Amacını hatırlaması gerekiyordu: Huzurevi Kampüsünün tadını çıkarmak! Liza gibi
kaygısız olmak ömrünü uzatacaktı. Kitap kulübü toplantısına siyah giyerek
gitti, Kara Kitap üzerine konuşacaklardı. Kütüphane bahçesinde oturan kitap
kurtları beyaz giymişti. Suzan çirkin ördek yavrusu gibi aralarına katıldı.

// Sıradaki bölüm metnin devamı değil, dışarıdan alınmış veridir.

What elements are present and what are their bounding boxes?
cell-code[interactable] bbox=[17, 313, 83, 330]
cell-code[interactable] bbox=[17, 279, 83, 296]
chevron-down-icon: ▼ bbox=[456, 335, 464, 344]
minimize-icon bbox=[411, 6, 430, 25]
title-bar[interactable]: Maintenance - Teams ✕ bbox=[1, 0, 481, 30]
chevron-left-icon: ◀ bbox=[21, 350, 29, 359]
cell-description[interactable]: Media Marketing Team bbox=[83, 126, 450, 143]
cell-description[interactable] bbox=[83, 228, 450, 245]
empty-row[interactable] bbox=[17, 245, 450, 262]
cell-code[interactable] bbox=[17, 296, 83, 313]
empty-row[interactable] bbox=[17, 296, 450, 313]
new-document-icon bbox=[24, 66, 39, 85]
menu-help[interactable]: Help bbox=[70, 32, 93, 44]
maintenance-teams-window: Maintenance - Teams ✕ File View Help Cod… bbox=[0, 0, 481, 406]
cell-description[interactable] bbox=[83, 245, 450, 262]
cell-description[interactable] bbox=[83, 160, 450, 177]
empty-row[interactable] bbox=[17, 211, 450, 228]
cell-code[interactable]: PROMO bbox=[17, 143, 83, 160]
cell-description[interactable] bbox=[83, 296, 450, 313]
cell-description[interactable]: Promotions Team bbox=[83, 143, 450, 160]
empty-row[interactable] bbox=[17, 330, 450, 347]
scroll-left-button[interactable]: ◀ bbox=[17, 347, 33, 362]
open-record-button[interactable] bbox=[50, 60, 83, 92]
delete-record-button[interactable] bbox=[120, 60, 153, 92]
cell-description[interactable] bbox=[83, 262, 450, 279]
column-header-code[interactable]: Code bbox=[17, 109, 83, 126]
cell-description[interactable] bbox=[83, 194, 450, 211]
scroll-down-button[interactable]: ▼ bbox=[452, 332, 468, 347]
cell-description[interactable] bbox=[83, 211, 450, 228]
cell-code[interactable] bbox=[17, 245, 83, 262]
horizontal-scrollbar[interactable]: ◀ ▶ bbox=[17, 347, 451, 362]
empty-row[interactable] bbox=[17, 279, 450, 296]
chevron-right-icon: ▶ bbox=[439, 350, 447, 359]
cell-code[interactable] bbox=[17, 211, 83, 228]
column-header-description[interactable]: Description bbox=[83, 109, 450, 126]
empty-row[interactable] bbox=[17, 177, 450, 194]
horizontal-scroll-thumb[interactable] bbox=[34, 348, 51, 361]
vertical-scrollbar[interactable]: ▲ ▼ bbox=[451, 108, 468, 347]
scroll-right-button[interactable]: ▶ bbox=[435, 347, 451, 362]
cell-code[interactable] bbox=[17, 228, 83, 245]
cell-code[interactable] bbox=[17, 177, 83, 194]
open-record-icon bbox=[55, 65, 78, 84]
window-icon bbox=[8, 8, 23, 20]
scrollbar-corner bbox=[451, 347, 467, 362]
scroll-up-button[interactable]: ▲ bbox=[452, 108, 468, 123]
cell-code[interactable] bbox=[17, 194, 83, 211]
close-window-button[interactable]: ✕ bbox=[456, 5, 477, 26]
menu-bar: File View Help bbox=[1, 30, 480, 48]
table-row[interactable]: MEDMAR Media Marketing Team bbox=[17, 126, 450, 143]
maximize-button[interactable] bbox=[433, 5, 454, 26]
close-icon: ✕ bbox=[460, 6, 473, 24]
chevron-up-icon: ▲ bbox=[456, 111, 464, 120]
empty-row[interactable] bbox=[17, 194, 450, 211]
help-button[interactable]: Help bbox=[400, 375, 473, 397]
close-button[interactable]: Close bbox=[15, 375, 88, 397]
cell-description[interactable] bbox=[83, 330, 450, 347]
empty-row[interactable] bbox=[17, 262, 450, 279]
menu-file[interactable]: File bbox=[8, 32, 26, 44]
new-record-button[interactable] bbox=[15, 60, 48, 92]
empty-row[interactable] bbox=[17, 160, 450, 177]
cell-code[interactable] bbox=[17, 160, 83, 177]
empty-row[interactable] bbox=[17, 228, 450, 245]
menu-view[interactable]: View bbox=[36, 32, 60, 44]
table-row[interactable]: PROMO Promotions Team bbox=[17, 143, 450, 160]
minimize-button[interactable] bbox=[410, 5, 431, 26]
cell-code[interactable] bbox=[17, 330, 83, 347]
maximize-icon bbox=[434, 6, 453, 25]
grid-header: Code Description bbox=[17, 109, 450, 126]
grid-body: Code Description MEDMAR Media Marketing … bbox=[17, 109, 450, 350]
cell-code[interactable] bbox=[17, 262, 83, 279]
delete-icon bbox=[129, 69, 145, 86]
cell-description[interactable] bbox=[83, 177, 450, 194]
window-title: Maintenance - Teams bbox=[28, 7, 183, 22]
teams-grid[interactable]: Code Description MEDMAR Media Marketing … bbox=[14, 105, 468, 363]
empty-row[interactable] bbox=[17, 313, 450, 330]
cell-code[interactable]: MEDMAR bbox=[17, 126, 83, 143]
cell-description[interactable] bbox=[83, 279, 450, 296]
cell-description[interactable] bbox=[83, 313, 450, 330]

Orhan “Suzan Hanım ile geçen hafta kütüphanede karşılaştık. Ona bu hafta
konuşacağımız Kara Kitap’ı okumasını önerdim.” Suzan ekibin onu hoş geldin diye
karşılamasını beklerken beyaz saçlı bir kadın “Suzan Hanım niçin siyah
giyindiniz?” diye sordu. Suzan’ın ağzından dökülüverdi “Siz niçin beyaz
giyindiniz?” Kadın alaycı güldü “Biz ne giyeceğimizi bir hafta öncesinden
konuşuruz, bu hafta beyaz giymeye…” Orhan lafı kadının ağzına tıkamıştı “Önemli
değil, Suzan Hanım kitabı okudunuz mu?” Suzan başıyla onayladı. Kadın üstüne
gitmeye kararlıydı “Anladınız mı?” Suzan bozuldu “Anlamayacak bir durum yok.”

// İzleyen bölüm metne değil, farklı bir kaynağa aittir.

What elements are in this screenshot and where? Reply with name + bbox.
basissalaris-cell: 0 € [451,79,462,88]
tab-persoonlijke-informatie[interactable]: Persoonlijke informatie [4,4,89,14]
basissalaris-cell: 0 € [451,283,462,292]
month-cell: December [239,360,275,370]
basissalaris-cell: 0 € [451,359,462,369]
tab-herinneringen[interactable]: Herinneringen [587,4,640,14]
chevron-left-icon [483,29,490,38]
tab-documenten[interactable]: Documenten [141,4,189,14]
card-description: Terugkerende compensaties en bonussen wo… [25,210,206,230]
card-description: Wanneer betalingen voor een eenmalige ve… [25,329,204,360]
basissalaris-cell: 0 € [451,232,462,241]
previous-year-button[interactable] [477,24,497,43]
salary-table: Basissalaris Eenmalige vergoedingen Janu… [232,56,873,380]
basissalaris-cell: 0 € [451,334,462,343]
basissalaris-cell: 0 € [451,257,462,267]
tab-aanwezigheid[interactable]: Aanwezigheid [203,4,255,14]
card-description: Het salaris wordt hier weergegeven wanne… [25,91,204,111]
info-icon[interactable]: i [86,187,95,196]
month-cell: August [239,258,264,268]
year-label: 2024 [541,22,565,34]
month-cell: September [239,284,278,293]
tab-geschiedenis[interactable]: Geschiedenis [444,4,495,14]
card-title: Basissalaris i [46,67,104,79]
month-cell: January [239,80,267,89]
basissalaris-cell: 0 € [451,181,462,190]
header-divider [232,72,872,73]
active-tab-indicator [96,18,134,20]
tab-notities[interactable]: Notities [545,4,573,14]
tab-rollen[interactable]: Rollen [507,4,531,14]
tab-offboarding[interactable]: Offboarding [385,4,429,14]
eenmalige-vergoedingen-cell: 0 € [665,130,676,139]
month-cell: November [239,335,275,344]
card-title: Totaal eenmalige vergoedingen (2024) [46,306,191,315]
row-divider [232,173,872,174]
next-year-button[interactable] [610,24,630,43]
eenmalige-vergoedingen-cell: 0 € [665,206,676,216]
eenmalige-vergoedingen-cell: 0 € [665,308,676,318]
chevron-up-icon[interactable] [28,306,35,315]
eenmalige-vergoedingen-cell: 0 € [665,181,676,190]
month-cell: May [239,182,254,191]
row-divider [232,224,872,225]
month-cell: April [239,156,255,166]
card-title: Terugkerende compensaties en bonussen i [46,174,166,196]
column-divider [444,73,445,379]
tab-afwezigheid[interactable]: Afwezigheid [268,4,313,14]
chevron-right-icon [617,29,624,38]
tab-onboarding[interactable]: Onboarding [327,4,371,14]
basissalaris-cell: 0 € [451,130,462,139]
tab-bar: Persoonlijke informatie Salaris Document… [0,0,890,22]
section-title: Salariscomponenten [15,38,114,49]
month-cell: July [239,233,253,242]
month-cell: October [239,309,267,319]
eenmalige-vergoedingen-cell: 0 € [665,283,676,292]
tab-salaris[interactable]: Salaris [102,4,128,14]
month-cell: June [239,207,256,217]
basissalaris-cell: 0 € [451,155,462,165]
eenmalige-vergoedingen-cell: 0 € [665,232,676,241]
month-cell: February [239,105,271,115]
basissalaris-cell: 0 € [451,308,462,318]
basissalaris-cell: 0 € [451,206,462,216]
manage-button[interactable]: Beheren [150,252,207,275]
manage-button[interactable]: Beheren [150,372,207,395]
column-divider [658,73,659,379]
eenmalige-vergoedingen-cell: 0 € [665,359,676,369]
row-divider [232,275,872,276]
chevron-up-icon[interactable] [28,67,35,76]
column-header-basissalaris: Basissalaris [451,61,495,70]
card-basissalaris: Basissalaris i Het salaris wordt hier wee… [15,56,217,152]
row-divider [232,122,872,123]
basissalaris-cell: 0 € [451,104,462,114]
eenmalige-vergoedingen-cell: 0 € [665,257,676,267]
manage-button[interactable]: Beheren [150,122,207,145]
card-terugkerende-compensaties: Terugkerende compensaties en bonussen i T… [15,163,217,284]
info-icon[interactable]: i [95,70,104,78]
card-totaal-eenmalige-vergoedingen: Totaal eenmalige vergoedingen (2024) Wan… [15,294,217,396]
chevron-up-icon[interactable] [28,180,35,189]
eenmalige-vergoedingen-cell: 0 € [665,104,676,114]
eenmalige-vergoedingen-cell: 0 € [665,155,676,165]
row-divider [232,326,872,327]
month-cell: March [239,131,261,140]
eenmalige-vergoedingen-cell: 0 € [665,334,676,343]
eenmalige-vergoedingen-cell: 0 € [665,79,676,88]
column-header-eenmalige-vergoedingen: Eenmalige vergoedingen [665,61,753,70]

Orhan’a benzeyen başka bir adam “O anlamda sormadı, malum Kara Kitap’ı okumak
başka anlamak başka bir şey, bu kitabı anlamayanlar için kitap yazıldı, hatta
üniversitelerde dersler verildi.” Suzan gerildi “Tam olarak neyi anlamamışlar?”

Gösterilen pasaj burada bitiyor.